Hollaback wants you to share photos of street harassment in Vancouver
Less than a year ago, Alexa Dredge helped create a website to share stories of sexual harassment from public transit riders across Metro Vancouver.
Now, the recent Simon Fraser University graduate is joining an international movement that’s fighting back against street harassment targeting women and LGBTQ folks.
Dredge told the Georgia Straight that she’s volunteering with Hollaback, a New York-based organization that is launching its Vancouver chapter this Saturday (July 12).
“Much the same way that we did with our Harassment on TransLink blog, Hollaback is trying to collect stories and submissions from people who have experienced street harassment, trying to foster a sense of empowerment and ownership of public space,” Dredge said by phone from her home in North Vancouver. “So they’re trying to collect more stories and trying to provide resources as well, so that people know how to react and how to feel more comfortable and safe in their environment.”
According to its website, Hollaback is active in 79 cities and 26 countries, including Toronto and Victoria in Canada. The organization’s vision is a “world where street harassment is not tolerated and where we all enjoy equal access to public spaces”.
Locals can use the Hollaback Vancouver site to submit their own stories of assault, groping, stalking, verbal abuse, and other forms of harassment, including racist, homophobic, and transphobic incidents. Hollaback also has iPhone and Android apps.
“They encourage you to take a photo of the harasser if you feel comfortable, but not if you feel that it would escalate any sort of violence or intimidation,” Dredge said.
One story posted on May 28 to Hollaback Vancouver recounts one woman’s experience on the Georgia Viaduct.
“A car drove by full of guys who were hanging out the window of the car holding a Canucks’ flag,” the post reads. “One of them yelled at me ‘show us your p***y.’When I flashed the middle finger, they called me a f**cking bitch and slammed on their brakes. They yelled out that they were going to kill me then drove off the of Viaduct and pulled a u-turn on Main in order to circle back up. I could see from the bridge that they got stuck and then headed back to towards town to try to come back. I ran the whole way home with my hoodie covering my head.”
Dredge said Hollaback Vancouver is aiming to “decrease the sense of entitlement to other people’s spaces”.
“Most women have experienced some form of street harassment, and it jeopardizes their sense of safety and security in public spaces and can even change how they navigate their cities and limit what they do in their cities, because of their discomfort,” Dredge said. “So we’re trying to mitigate that and empower people to feel like they can stand up to that kind of harassment, especially in summer too, because there is often a bit of victim blaming with the way that people dress with having hotter weather.”

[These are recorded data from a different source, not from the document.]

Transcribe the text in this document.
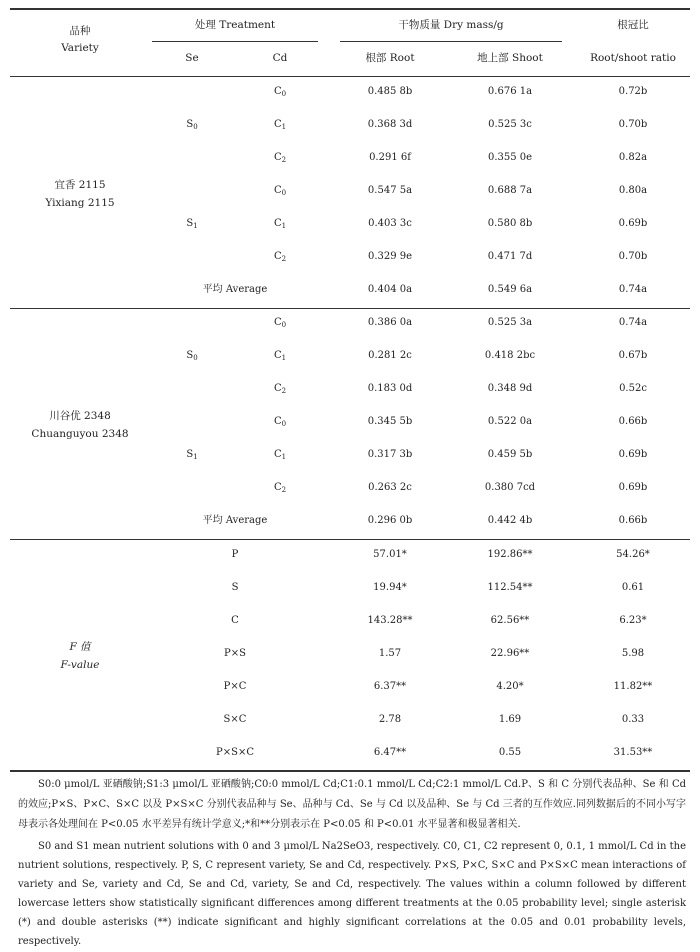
品种
Variety
处理 Treatment
Se	Cd
干物质量 Dry mass/g
根部 Root	地上部 Shoot
根冠比
Root/shoot ratio
宜香 2115
Yixiang 2115
$S_0$
$C_0$	0.485 8b	0.676 1a	0.72b
$C_1$	0.368 3d	0.525 3c	0.70b
$C_2$	0.291 6f	0.355 0e	0.82a
$S_1$
$C_0$	0.547 5a	0.688 7a	0.80a
$C_1$	0.403 3c	0.580 8b	0.69b
$C_2$	0.329 9e	0.471 7d	0.70b
平均 Average	0.404 0a	0.549 6a	0.74a
川谷优 2348
Chuanguyou 2348
$S_0$
$C_0$	0.386 0a	0.525 3a	0.74a
$C_1$	0.281 2c	0.418 2bc	0.67b
$C_2$	0.183 0d	0.348 9d	0.52c
$S_1$
$C_0$	0.345 5b	0.522 0a	0.66b
$C_1$	0.317 3b	0.459 5b	0.69b
$C_2$	0.263 2c	0.380 7cd	0.69b
平均 Average	0.296 0b	0.442 4b	0.66b
F 值
F-value
P	57.01*	192.86**	54.26*
S	19.94*	112.54**	0.61
C	143.28**	62.56**	6.23*
P×S	1.57	22.96**	5.98
P×C	6.37**	4.20*	11.82**
S×C	2.78	1.69	0.33
P×S×C	6.47**	0.55	31.53**

S0:0 μmol/L 亚硒酸钠;S1:3 μmol/L 亚硒酸钠;C0:0 mmol/L Cd;C1:0.1 mmol/L Cd;C2:1 mmol/L Cd.P、S 和 C 分别代表品种、Se 和 Cd 的效应;P×S、P×C、S×C 以及 P×S×C 分别代表品种与 Se、品种与 Cd、Se 与 Cd 以及品种、Se 与 Cd 三者的互作效应.同列数据后的不同小写字母表示各处理间在 P<0.05 水平差异有统计学意义;*和**分别表示在 P<0.05 和 P<0.01 水平显著和极显著相关.

S0 and S1 mean nutrient solutions with 0 and 3 μmol/L Na2SeO3, respectively. C0, C1, C2 represent 0, 0.1, 1 mmol/L Cd in the nutrient solutions, respectively. P, S, C represent variety, Se and Cd, respectively. P×S, P×C, S×C and P×S×C mean interactions of variety and Se, variety and Cd, Se and Cd, variety, Se and Cd, respectively. The values within a column followed by different lowercase letters show statistically significant differences among different treatments at the 0.05 probability level; single asterisk (*) and double asterisks (**) indicate significant and highly significant correlations at the 0.05 and 0.01 probability levels, respectively.
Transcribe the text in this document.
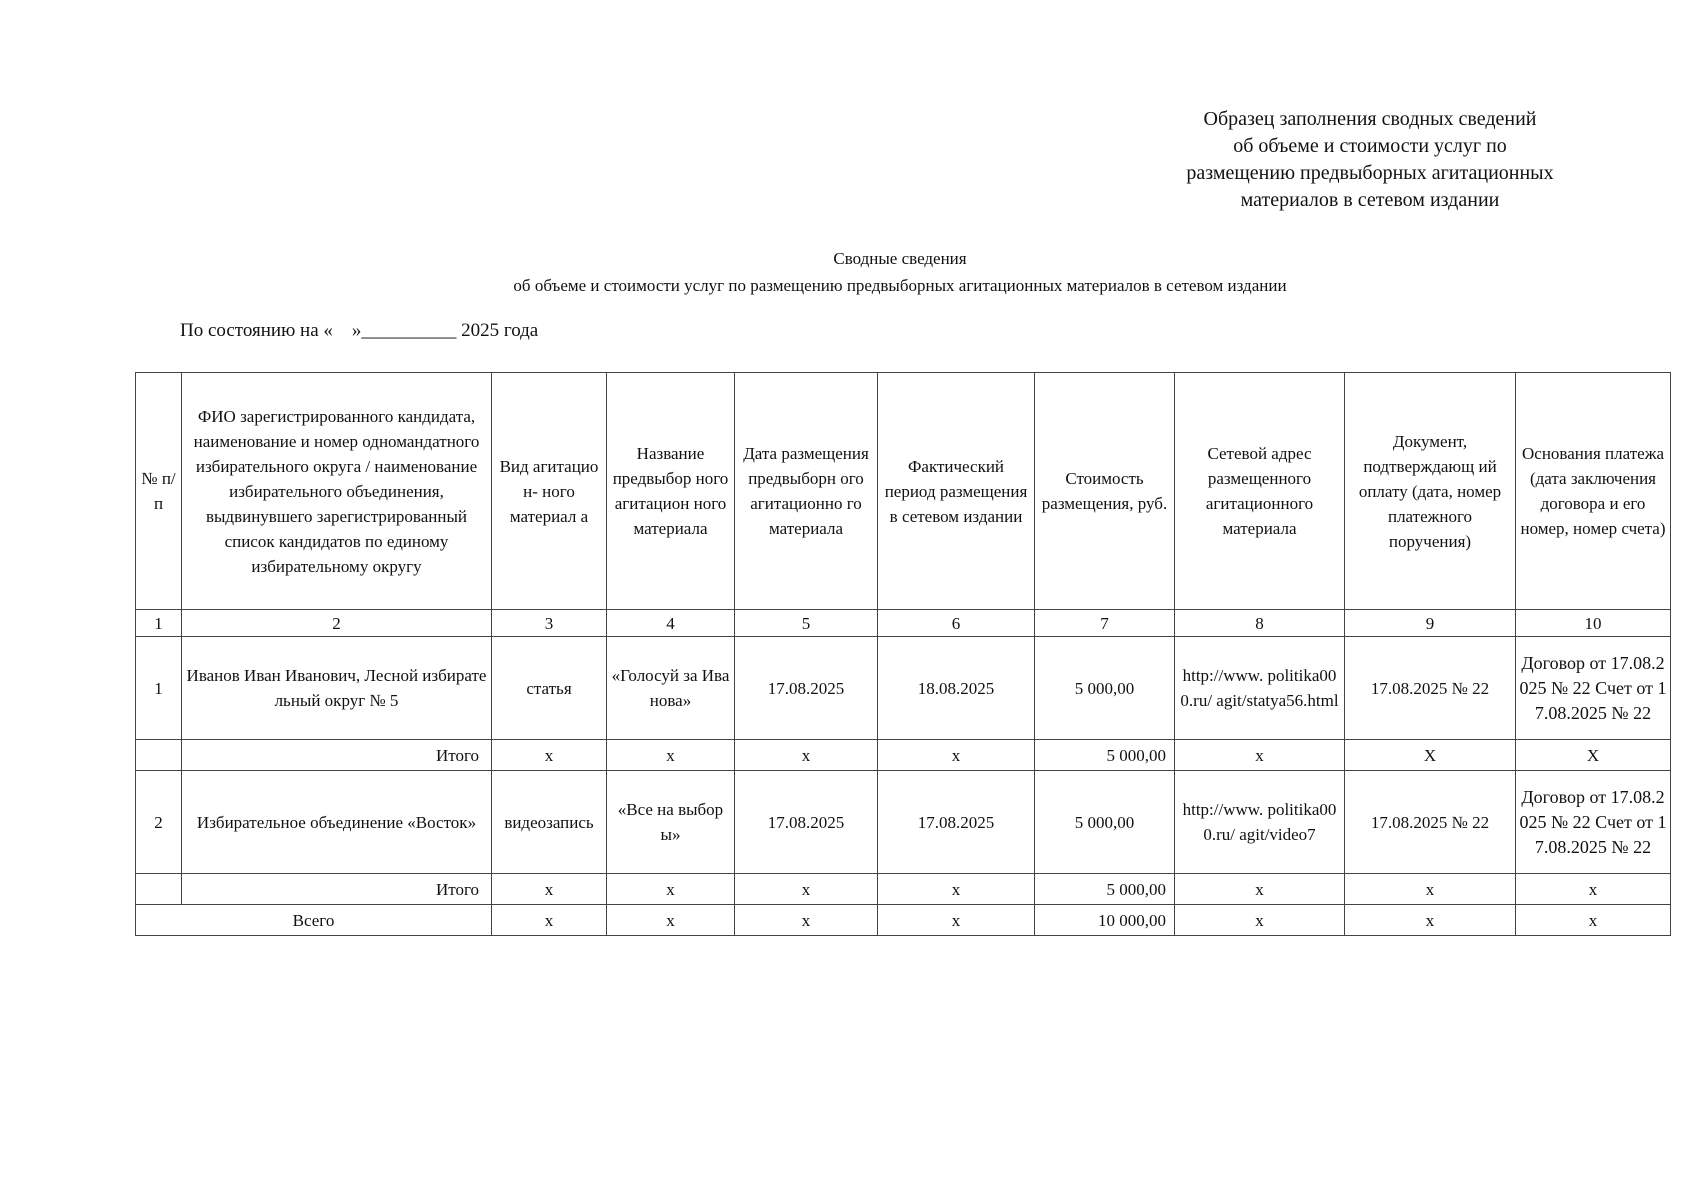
Образец заполнения сводных сведений
об объеме и стоимости услуг по
размещению предвыборных агитационных
материалов в сетевом издании
Сводные сведения
об объеме и стоимости услуг по размещению предвыборных агитационных материалов в сетевом издании
По состоянию на «    »__________ 2025 года
№ п/п	ФИО зарегистрированного кандидата, наименование и номер одномандатного избирательного округа / наименование избирательного объединения, выдвинувшего зарегистрированный список кандидатов по единому избирательному округу	Вид агитацио н- ного материал а	Название предвыбор ного агитацион ного материала	Дата размещения предвыборн ого агитационно го материала	Фактический период размещения в сетевом издании	Стоимость размещения, руб.	Сетевой адрес размещенного агитационного материала	Документ, подтверждающ ий оплату (дата, номер платежного поручения)	Основания платежа (дата заключения договора и его номер, номер счета)
1	2	3	4	5	6	7	8	9	10
1	Иванов Иван Иванович, Лесной избирательный округ № 5	статья	«Голосуй за Иванова»	17.08.2025	18.08.2025	5 000,00	http://www. politika000.ru/ agit/statya56.html	17.08.2025 № 22	Договор от 17.08.2025 № 22 Счет от 17.08.2025 № 22
	Итого	х	х	х	х	5 000,00	х	Х	Х
2	Избирательное объединение «Восток»	видеозапись	«Все на выборы»	17.08.2025	17.08.2025	5 000,00	http://www. politika000.ru/ agit/video7	17.08.2025 № 22	Договор от 17.08.2025 № 22 Счет от 17.08.2025 № 22
	Итого	х	х	х	х	5 000,00	х	х	х
Всего		х	х	х	х	10 000,00	х	х	х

When talking to harassers, the site says, people should “always use strong body language”, “not apologize, make an excuse, or ask a question”, and “not get into a dialogue with the harasser, try to reason with them, or answer their questions”. Bystanders can intervene by telling harassers to “knock it off”, standing next to the harassed person, or taking a photo of the incident with their phone.
On Saturday, the Hollaback Vancouver launch party will take place at Heartwood Community Café (317 East Broadway) from 6:30 to 10 p.m. Admission is a suggested donation of $10.